Yannick qui en avril dernier est venu à Marseille pour
raconter ses rencontres avec Mumia Abu-Jamal a fait paraître une partie de
l'article qui suit dans CQFD, journal qui ne lui avait accordé qu'un certain
nombre de caractères.
Cette écriture est celle
d'une personne qui n'a pu prendre aucune note, de quelque façon que ce soit,
lors de ses entrevues avec Mumia Abu-Jamal. Règlement pénitentiaire oblige.
Visite au
prisonnier de Waynesburg
Comment
décrire l'expérience de ma visite,
l'été dernier, à Mumia Abu-Jamal dans
le couloir de la mort de Waynes-burg, isolé à 800 km de Philadelphie ?

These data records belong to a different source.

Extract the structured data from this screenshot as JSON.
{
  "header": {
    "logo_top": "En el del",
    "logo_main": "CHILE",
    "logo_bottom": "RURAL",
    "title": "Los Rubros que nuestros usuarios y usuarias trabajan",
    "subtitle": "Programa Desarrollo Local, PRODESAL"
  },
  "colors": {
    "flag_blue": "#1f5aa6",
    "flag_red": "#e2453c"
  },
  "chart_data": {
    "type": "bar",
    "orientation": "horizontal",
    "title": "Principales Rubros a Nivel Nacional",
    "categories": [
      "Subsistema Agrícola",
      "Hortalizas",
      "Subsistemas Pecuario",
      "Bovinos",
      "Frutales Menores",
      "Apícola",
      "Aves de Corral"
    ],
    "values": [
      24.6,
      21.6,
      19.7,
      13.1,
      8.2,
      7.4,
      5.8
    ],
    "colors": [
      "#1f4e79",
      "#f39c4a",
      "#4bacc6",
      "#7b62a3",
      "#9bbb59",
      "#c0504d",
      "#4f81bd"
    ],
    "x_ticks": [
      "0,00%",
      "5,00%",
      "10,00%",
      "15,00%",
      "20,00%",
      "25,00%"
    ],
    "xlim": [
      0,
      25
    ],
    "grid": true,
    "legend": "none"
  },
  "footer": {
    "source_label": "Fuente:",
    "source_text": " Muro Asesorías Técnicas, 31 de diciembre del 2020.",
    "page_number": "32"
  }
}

Comment restituer ainsi le choc émotionnel que fut l'extraordinaire rencontre
de deux générations (Mumia 50 ans, moi 18 ans) dans un lieu high tech
totalement déshumanisé ? Comment rapporter ce qu'ont été ces 7 h 30 de
discussions passionnées, tout en résumant les 23 ans d'incarcération, de combat
juridique et militant de ce journaliste exceptionnellement intègre qui a su, de
par son caractère emblématique, faire gronder le pavé des rues du monde entier,
combler les salles de débat, animer les discussions militantes et chacun des
numéros du Rire 1 ?
L'opportunité
de parler de Mumia est d'or, à l'heure où ce dernier, en plus de voir ses
ultimes appels rejetés les uns après les autres par la justice (alors qu'il n'y
a jamais eu autant de preuves de son innocence), voit son cas doublement passé
à la trappe par les mass media qui espèrent l'enfouir dans la poubelle
capitaliste de la désinformation et de l'oubli, et se voit triplement enterré
vivant par le zapping des militants (y compris de ceux prétendant vouloir
libérer la « Sardonie » 2, qui osent prendre
pour prétexte à leur désengagement le fait qu'il ne se passerait « rien de
nouveau »).
Énumérer
ce dont j'ai pu parler avec un prisonnier politique qui refuse de renoncer
jusque devant l'échafaud : du pouvoir de récupération du capitalisme, de
ceux qui renient leurs convictions et leurs origines pour accéder à des
positions de pouvoir, de « l'impérialisme de gauche » 3
qui n'arrête pas d'essayer de faire siennes l'énergie et les actions (après
coup !) des jeunes indépendants que nous sommes ; de la montée en
Europe de l'appareil pénal made in USA, de la mise à mort de l'état providence
français, des nécessaires systèmes alternatifs à l'économie de marché,
d'Histoire (Mumia m'a rappelé qu'aucun empire n'a jamais duré ; que la
société US présente les symptômes historiques du déclin de l'Empire romain).
Mais ce dont Mumia m'a le plus longuement parlé, élevant la discussion vers des
lieux surprenants, c'est d'amour, avec ses tenants affectifs (« l'amour
comme énergie la plus puissante ») et ses aboutissants politiques
(« aucun mouvement ne dure sans amour » ; « on ne peut pas
emprisonner l'amour »).
Décrire
l'image bluffante de cet homme libre menotté, intelligent, drôle mais très
sensible, avec qui on s'est marrés comme des bossus ; dire combien ses
grands éclats de rire, derrière la paroi de plexiglas étaient magnifiques,
tonifiants et révolutionnaires, résonnant dans le parloir comme une véritable
nargue envers cette froide institution qui essaie de « tuer l'esprit avant
le corps ».
Yannick Sanchez,
transmis par le Syndicat intercorporatif de Marseille
(Le Combat syndicaliste CNT-AIT – pages confédérales – août / septembre 2005 no 200)
1 - [du Combat
Syndicaliste] : Rire est l'ancien titre de CQFD.
2 - [de Yannick] :
est un petit clin d'œil au journal critique des médias, le PLPL,qui
prétend vouloir libérer ce territoire
imaginaire, la « Sardonie »,
libre de toute influence des mass media ou autres grands groupes de
presse. Même si, à mon goût, le PLPL est d'une très grande qualité
intellectuelle et journalistique, regorgeant d'informations précieuses, j'ai
tout de même toujours été déçu par leur
refus systématique de vouloir publier quoi que ce soit à propos de Mumia Abu-Jamal,
qui incarne tout ce qu'un journaliste peut avoir de « sardon »
(intègre, défiant la censure jusque devant la mort).
3 - [du Combat Syndicaliste] :
cette citation (et celles qui suivent) est de Mumia Abu-Jamal.